Spicy Aubergine Stew

gluten free aubergine recipe
  • Ali

Are you like me and as the seasons change feel the need to start to eat more warming, comforting foods. There’s a historical reason for this as our ancestors would have found it more difficult to search for food in winter so stocking up for the change in season was essential if they were to survive what could be long, lean months.  I love aubergine and while I’m really happy to make Baba Ganoush in the summer, in winter I crave something more hearty. I’m not one for all those oily, super rich aubergine dishes though so this is my compromise. A delicious aubergine stew that is warming, comforting and rich made with coconut milk, tomatoes and just the right amount of spices. Delicious


  • 3 - 4 aubergines (depending on size), cut into 1cm thick slices
  • 3 tbsp rapeseed oil
  • 2 tbsp coconut oil
  • 2 large onions, chopped
  • 3 garlic cloves, crushed
  • 1 tbsp black mustard seeds
  • ½ tbsp fenugreek seeds
  • 1 tbsp garam masala
  • ¼ tsp cayenne
  • ½ tsp Chipotle chilli flakes
  • 1 cinnamon stick
  • 1 tsp ground cumin
  • 1 tsp ground coriander
  • 2 x 400g cans chopped tomatoes
  • 200 ml coconut milk
  • Small bunch coriander, roughly chopped (optional)

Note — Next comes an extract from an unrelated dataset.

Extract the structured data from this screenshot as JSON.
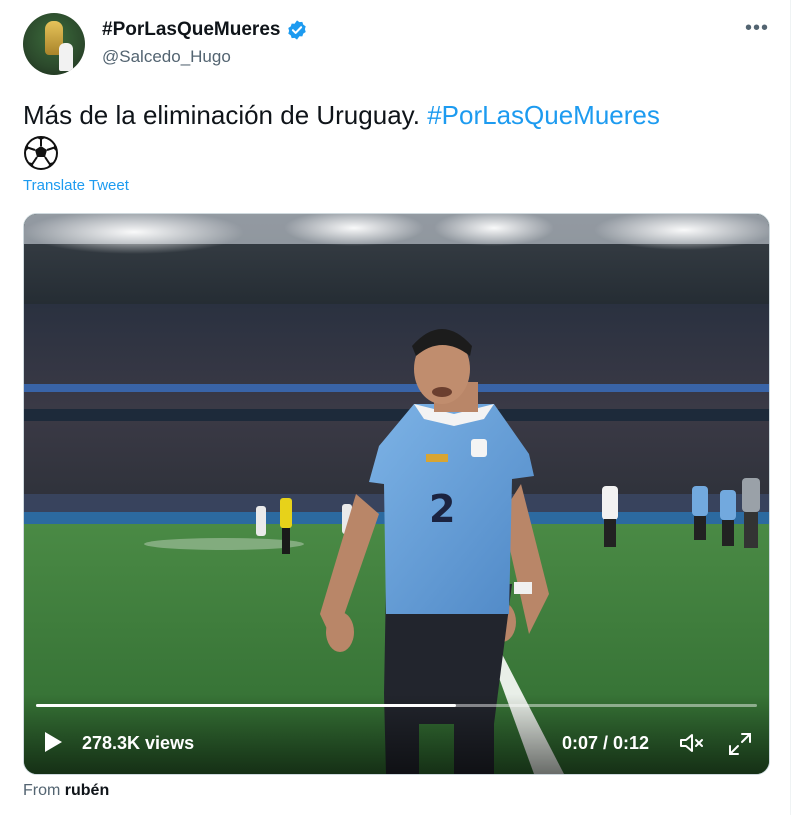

Heat the oven to 220C/200C fan/gas 7. Generously brush each aubergine slice with the rapeseed oil and place in a single layer on baking trays. This may need 3 trays so you may need to alternate them in the oven.

Cook the aubergines on the lower shelves of the oven for 10 mins, then turn over and cook for a further 10 mins until they are golden brown. Don’t allow them to crisp and burn. Reduce the oven to 180C/160C fan/gas 4.

Heat the coconut oil in a large, heavy-based frying pan and add the onions. Cover and sweat on a low heat for about 5 mins until softened. Add the garlic, mustard seeds, fenugreek seeds, garam masala, chipotle chilli flakes, cayenne, cinnamon stick, cumin and ground coriander. Cook for a few secs until it starts to smell beautifully aromatic.

Quickly add the chopped tomatoes and coconut milk into the spiced onions and stir well. Check the seasoning and salt or pepper to taste.

Spoon a third of the tomato sauce on the bottom of a 2-litre ovenproof dish. Layer with half the aubergine slices. Spoon over a further third of tomato sauce, then the remaining aubergine slices, and finish with the rest of the sauce. If your dish isn’t big enough to accommodate all the aubergines in 3 layers add a 4th layer keeping back enough sauce to finish with a final layer on top.

Sprinkle over the chopped coriander (if using), reserving some to serve, and bake for 25-30 mins. Serve garnished with more coriander.